(untagged)

The biscuit parser library

mb2sync

0.00/5 (No votes)

5 Jul 2005

An object-oriented recursive-descent parser generator framework implemented using class templates.

Download demo project - 197 Kb

Preface

I was looking for a light and un-strict XML parser. Boost.Spirit and Boost.Xpressive were too big and their performance at compile-time was not good. I suspected that they were not static, but YARD written by Christopher Diggins was really static, small and fast. In the meantime, I noticed that the lazy instantiation of templates could allow us to write recursive grammars, and I found that I could bind YARD and the finite state machine found at C++ Template Metaprogramming. It was named biscuit.

Introduction

biscuit is an object-oriented recursive-descent parser generator framework implemented using class templates. The templates allow us to author Extended Backus-Normal Form (EBNF) in C++. Technical information about the same is available at YARD.

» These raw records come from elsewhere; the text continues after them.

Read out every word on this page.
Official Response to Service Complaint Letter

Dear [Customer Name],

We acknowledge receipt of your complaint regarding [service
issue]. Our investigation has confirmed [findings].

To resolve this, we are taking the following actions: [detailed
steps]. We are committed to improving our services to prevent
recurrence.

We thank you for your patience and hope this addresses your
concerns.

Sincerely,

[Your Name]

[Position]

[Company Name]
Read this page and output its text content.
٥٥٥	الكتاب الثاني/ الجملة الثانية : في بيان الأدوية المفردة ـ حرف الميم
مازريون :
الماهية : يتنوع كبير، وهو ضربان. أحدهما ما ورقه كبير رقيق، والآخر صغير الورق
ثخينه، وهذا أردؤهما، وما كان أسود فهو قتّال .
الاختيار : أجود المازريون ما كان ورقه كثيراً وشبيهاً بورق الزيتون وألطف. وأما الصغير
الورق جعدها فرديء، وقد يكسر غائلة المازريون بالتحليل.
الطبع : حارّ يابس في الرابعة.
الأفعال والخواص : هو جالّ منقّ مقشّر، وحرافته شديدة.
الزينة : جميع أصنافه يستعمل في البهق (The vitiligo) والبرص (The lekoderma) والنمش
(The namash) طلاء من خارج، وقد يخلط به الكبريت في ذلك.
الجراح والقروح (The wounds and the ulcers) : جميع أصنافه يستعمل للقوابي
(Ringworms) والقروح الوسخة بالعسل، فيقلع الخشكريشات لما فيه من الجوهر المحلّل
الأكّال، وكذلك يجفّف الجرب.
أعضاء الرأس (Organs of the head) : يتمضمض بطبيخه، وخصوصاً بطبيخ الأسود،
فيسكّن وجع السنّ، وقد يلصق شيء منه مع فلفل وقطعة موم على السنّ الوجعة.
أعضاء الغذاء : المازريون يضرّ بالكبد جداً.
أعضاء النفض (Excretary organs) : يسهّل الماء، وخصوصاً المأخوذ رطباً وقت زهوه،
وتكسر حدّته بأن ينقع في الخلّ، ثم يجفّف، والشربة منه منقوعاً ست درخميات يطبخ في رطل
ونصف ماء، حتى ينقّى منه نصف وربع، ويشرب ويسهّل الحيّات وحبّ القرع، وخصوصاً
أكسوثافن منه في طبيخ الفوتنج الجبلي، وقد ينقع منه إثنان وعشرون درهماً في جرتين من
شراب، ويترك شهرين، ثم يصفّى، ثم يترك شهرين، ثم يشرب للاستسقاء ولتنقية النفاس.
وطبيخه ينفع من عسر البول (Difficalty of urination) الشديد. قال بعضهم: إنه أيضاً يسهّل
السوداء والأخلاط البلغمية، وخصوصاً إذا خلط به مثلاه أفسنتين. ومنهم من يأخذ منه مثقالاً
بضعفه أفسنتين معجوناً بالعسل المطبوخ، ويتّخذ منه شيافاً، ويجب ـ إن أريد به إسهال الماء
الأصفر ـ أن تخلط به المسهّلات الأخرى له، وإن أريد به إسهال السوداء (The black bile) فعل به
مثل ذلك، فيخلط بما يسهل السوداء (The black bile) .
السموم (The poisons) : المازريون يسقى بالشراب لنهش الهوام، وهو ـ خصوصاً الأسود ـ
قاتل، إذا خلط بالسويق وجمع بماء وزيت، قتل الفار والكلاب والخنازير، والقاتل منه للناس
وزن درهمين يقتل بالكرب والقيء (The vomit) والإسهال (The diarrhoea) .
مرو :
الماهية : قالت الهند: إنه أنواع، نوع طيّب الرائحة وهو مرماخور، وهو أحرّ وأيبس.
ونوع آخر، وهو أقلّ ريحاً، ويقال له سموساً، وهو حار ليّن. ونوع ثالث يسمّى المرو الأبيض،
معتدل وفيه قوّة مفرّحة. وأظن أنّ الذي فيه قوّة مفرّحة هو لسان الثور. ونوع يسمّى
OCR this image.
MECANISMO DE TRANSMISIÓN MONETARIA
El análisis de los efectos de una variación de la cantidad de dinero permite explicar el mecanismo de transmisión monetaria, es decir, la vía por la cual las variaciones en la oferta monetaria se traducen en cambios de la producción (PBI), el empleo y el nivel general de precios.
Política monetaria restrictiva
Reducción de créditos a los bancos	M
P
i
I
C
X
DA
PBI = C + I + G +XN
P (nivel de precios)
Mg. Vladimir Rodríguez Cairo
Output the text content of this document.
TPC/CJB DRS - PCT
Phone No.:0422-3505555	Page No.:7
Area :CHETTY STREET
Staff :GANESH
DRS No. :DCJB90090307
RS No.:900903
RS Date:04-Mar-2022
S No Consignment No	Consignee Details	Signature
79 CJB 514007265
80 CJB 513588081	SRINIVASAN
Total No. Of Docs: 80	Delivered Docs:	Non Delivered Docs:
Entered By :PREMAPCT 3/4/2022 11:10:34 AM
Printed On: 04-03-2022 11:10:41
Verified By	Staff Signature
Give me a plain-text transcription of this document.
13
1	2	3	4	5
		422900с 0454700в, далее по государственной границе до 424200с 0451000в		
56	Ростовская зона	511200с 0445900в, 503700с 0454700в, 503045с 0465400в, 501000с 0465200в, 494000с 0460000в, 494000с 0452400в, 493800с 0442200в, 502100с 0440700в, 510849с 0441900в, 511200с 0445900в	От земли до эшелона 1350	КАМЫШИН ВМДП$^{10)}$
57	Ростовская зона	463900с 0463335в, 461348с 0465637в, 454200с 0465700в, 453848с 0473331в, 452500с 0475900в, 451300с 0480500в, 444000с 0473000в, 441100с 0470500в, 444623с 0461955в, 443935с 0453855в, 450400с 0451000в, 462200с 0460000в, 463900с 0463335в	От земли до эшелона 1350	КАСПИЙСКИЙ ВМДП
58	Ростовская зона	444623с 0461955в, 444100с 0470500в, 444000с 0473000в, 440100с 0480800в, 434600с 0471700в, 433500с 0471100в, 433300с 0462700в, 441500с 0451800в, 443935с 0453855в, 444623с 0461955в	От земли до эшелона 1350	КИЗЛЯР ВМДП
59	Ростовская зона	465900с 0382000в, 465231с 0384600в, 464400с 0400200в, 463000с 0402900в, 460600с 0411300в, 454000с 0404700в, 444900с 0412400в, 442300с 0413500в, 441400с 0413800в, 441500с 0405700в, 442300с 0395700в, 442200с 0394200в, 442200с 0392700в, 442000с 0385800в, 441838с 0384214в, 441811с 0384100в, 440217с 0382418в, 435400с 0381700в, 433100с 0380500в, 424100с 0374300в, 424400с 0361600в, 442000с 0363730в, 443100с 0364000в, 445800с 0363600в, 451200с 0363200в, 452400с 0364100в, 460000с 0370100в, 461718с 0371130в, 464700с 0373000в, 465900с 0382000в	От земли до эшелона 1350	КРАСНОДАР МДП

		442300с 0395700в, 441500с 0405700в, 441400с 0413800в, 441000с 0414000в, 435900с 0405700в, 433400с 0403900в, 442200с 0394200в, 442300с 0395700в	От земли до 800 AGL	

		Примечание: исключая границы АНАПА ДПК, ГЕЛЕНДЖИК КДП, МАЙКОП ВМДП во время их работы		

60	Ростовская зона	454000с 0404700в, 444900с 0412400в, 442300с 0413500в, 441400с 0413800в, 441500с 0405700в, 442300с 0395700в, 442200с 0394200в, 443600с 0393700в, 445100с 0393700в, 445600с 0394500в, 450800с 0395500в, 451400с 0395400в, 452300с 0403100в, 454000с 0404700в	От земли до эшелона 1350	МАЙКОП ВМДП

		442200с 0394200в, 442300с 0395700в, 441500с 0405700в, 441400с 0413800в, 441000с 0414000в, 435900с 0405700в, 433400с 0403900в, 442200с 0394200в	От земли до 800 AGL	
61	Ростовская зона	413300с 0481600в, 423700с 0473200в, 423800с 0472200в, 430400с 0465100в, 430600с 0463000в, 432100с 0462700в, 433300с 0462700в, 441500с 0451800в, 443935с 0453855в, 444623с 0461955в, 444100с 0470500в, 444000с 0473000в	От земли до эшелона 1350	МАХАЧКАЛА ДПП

A simple EBNF grammar snippet:

group      ::= '(' expression ')'
factor     ::= integer | group
term       ::= factor (('*' factor) | ('/' factor))*
expression ::= term (('+' term) | ('-' term))*

is approximated using biscuit's facilities as seen in this code snippet:

struct expression ;
struct group      : seq< str<'('>, expression, str<')'> > { };
struct factor     : or_< integer, group > { };
struct term       : seq< factor, star< or_< seq< str<'*'>, 
                    factor >, seq< str<'/'>, factor > > > > { };
struct expression : seq< term, star< or_< seq< str<'+'>, 
                    term >, seq< str<'-'>, term > > > > { };

Through the magic of the lazy template instantiation, they are the perfect valid types. The production rule expression is in fact a type that has a static member function parse. As parse will be instantiated later by algorithms, all you have to do is not to define but to declare a type:

struct element; // forward declaration


struct content :
  seq<
    opt<CharData>,
    star<
      seq<
        or_<
          element, // the magical recursion!

          Reference,
          CDSect,
          PI,
          Comment
        >,
        opt<CharData>
      >
    >
  >
{ };

struct element :
  or_<
    EmptyElemTag, 
    seq<STag, content, ETag>
  >
{ };

Quick start

Get and install the latest release of Boost C++ Libraries. (biscuit uses only their headers.)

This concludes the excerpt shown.